The Economist

SCARCELY a week goes by in Greece without new allegations of corruption in the public sector. This time it was the foreign ministry’s turn, after a 20-month police investigation found evidence of the widespread misuse of funds provided to about 600 Greek NGOs working overseas, mainly in the Balkans, between 2000 and 2008.

Most of the NGOs were set up with the approval of George Papandreou, then foreign minister (and later prime minister), under the umbrella of Hellenic Aid, Greece's overseas development programme. Part of their aim was to cement Greek relations with the emerging democracies of the western Balkans following the Kosovo conflict. A then-prosperous Greece offered €600m ($825m) of development aid to its struggling neighbours. Almost €87m went to the NGOs while Mr Papandreou was minister between 2000 and 2004; about €30m is still unaccounted for, according to investigators.

One organisation, the International Mine Initiative (IMI), set up to remove landmines in Bosnia, Lebanon and Iraq, has come under particularly close scrutiny. IMI claimed on its website to be “a world leader” in de-mining operations. But it is unclear how many of the eight de-mining programmes undertaken with €9m of foreign-ministry funding were actually completed. On February 17th the IMI's former director, Kostas Tzevelekos, who now works for the newspaper of Mr Papandreou's socialilst Pasok party, was jailed to await trial on charges of fraud and embezzlement. Three serving diplomats linked to Hellenic Aid also face possible charges, including Alex Rondos, formerly Mr Papandreou’s chief Balkan adviser, who now works for the European Commission.

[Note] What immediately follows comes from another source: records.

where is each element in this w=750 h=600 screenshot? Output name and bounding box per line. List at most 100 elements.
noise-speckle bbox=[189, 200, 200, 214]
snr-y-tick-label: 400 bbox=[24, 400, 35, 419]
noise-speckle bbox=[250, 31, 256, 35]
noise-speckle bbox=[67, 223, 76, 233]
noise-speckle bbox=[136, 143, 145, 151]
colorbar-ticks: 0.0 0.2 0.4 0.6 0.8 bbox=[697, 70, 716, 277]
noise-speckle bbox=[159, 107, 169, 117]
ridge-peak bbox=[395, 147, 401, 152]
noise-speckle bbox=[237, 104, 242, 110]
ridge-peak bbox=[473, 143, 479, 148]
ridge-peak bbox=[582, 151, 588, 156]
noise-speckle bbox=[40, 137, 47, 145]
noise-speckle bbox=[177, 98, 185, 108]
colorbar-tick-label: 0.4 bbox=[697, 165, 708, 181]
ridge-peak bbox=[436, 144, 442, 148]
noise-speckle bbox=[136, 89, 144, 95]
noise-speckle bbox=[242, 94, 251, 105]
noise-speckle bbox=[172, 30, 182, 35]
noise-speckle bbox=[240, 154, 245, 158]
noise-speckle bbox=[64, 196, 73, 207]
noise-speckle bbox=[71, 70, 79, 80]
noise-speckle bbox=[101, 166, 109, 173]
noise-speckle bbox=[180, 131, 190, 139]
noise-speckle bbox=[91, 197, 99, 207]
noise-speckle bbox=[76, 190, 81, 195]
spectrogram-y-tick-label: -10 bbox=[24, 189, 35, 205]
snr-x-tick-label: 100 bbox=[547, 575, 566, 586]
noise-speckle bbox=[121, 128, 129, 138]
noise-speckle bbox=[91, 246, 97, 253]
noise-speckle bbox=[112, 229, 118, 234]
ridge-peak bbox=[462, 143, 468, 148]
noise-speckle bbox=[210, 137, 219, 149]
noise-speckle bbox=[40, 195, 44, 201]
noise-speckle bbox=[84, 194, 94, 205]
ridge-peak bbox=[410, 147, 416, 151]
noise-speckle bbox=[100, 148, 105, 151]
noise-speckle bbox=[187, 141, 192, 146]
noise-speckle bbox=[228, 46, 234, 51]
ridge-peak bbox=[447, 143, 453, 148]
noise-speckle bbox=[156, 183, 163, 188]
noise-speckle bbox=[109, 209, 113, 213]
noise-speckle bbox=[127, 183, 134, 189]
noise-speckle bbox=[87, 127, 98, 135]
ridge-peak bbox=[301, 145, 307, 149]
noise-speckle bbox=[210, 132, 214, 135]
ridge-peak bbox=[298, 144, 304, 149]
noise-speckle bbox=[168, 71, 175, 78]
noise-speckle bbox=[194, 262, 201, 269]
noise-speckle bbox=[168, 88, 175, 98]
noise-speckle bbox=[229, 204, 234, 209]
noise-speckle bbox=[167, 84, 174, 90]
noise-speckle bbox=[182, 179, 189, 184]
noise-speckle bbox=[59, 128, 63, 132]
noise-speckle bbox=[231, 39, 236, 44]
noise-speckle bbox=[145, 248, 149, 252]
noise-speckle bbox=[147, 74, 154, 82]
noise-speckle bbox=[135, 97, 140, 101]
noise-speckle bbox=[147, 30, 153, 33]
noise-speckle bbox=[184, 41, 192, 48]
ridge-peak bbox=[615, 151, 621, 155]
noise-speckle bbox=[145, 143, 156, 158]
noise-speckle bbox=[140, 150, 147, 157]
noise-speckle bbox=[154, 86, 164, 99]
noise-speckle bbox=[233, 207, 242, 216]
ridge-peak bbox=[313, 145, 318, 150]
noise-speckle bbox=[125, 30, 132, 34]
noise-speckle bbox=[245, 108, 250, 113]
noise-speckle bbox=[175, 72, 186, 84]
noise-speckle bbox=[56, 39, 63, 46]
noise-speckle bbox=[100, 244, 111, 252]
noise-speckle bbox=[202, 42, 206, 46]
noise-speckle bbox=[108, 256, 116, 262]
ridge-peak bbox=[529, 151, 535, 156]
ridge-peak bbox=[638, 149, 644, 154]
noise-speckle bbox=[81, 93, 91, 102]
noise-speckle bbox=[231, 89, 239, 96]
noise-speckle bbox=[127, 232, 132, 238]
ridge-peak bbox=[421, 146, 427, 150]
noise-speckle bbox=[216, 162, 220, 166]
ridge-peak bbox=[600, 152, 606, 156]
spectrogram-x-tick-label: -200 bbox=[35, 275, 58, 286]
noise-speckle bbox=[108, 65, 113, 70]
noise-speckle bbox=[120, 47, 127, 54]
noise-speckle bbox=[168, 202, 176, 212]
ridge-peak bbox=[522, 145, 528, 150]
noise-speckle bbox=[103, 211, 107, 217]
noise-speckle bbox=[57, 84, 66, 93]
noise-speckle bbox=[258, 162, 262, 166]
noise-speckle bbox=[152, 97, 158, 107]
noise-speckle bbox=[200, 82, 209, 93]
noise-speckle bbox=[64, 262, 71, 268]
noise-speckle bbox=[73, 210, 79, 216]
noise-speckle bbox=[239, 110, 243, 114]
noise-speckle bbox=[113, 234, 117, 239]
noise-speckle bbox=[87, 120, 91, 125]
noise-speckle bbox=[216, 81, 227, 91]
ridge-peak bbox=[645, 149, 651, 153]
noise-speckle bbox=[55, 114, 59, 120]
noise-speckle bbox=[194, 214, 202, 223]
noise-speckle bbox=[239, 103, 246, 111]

Some of the funds allocated for de-mining may have served another purpose, according to security analysts in Athens. IMI is suspected of helping to protect Radovan Karadzic, the former Bosnian Serb leader now on trial for war crimes at the International Court of Justice in The Hague, while he was on the run from NATO forces. Dusan Tesic, a former member of Mr Karadzic’s security team, was hired by IMI as an “enforcer” for one of its programmes in Bosnia. Soon afterwards, IMI replaced its local multi-ethnic team with workers from UNIPAK, a Bosnian Serb company with ties to Mr Karadzic’s former police minister. Mr Tzevelekos said in 2005 that he knew Mr Tesic but denied employing him.

Hardline Pasok activists were strong supporters of the Serbs during the Yugoslav succession; during the premiership of Mr Papandreou’s father Andreas, the party's founder, Pasok provided financial and technical aid to the regime of the late Slobodan Milosevic. Until he became a fugitive, Mr Karadzic was welcomed by Greek officials when he visited Athens.

Mr Papandreou and Mr Rondos both deny wrongdoing in the NGO scandal. As foreign minister, Mr Papandreou distanced himself from his party’s pro-Serbian faction. After he became prime minister in 2009, with Greece’s economy on the point of collapse, he ordered a foreign-ministry probe into the NGO’s activities. Its findings were used in the police investigation. Mr Rondos said he regularly urged NGOs working in the Balkans to improve transparency.

Yet the scandal is an embarrassment for Mr Papandreou, now a Pasok backbencher. It could damage his chances of making a political comeback. And there will be more heckling from Greek students attending his talks at universities in Britain and America. He will have to watch his step.